「父上、杏子(きょうこ)の様子はどうでしたか?」


 帝は東宮である俺よりも先に杏子とあって来た。

 この宴のせいで全く身動きが取れなくなってしまい、父上に先越されるとは......。


 「杏子はやはり紀子の面影を継いでおる。慣れぬ正装に苦しんでおった」

 「正装は重いですからね」


 母は父の言葉に納得をしている。

 そんなに重いのか......。

 正装を簡略化させるか。

 杏子のためにそうしたいが、古きを好む物もいる。

 どちらにも納得するような政治をする。

 それが難しいことだ。


 「湊、杏子に会いには行かないのか?」

 「慣れない内裏に着いたばかりできっと疲れているでしょう。もう数日したら会いに行こうと思います」

 「そうか。湊、杏子のことどう思っているのか?」

 「この世界で慈しむ姫です」





 杏子と会ったのは、今から十年ほど前。

 父上が目に入れても痛くないほど可愛がっている妹の紀子(きこ)内親王と夫の左大臣、俺と同じぐらいの年の男と杏子がいた。


 「ほら、杏子。

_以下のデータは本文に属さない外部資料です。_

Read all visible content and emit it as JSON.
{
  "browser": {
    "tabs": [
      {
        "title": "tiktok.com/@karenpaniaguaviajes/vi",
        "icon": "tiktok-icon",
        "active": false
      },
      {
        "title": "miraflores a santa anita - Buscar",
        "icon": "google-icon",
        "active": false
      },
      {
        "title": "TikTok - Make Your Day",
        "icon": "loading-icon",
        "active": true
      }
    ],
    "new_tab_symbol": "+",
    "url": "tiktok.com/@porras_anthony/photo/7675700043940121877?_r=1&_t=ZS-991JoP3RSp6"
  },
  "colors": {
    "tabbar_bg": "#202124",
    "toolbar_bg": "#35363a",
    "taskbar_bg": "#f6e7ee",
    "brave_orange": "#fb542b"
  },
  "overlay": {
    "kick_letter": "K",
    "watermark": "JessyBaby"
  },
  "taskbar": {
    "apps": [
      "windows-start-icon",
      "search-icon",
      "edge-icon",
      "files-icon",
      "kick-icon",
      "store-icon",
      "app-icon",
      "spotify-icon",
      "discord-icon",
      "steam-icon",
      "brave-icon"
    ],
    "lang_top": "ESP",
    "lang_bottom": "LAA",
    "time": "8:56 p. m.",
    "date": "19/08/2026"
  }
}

この方が東宮の湊様よ」

 「みんとさま?」


 舌足らずな杏子は俺の『な』が『ん』になっていた。

 訂正しようとしても、杏子は直らなかった。

 頑張って何度も練習をしている杏子の姿を見て名前を付けることができないあったかいものが俺の中から生まれた。


 ふわふわしているものが形になったのは、


 「私、外の世界に行ってみたいのです。たくさんのことをこの目で見て見たいのです!あ、すみません。はしたないところを見せてしまって......」


 杏子のような貴族の女性は外に出ることなく屋敷の中で暮らす。

 世間とは離れたそんなところも好ましい。

 誰にもに囚われず自由に舞う蝶を捕まえて見たくなってしまった。


 「いつか見せてあげるよ、杏子」


 俺は東宮。

 ここから出ることは許されない。

 でも、君と外に出られたらー。

 そんな願いを今だけ思ってしまった。





 「ー。ところで、湊、明日、何があるのか分かっているだろうな?」


 惚気た顔が一瞬にして変貌して真面目になる。


 「もちろんです」


 明日は俺が主催する管楽会。

 後宮にいる更衣や女御、女官が琴、琵琶、笛などを披露していく。

 公にはしていないが、中宮を決める際の判断材料となるかもしれないと言われている。

 そんなことはどうでもよく、せっかくの杏子に会える機会。


 「父上、母上。笛の練習をしてきます」

 「こんな時間に?」

 「練習しないといけないので」


 ヒラヒラ飛んでいく蝶を花にとまってくれるように。

 長い夜は始まったばかりだった。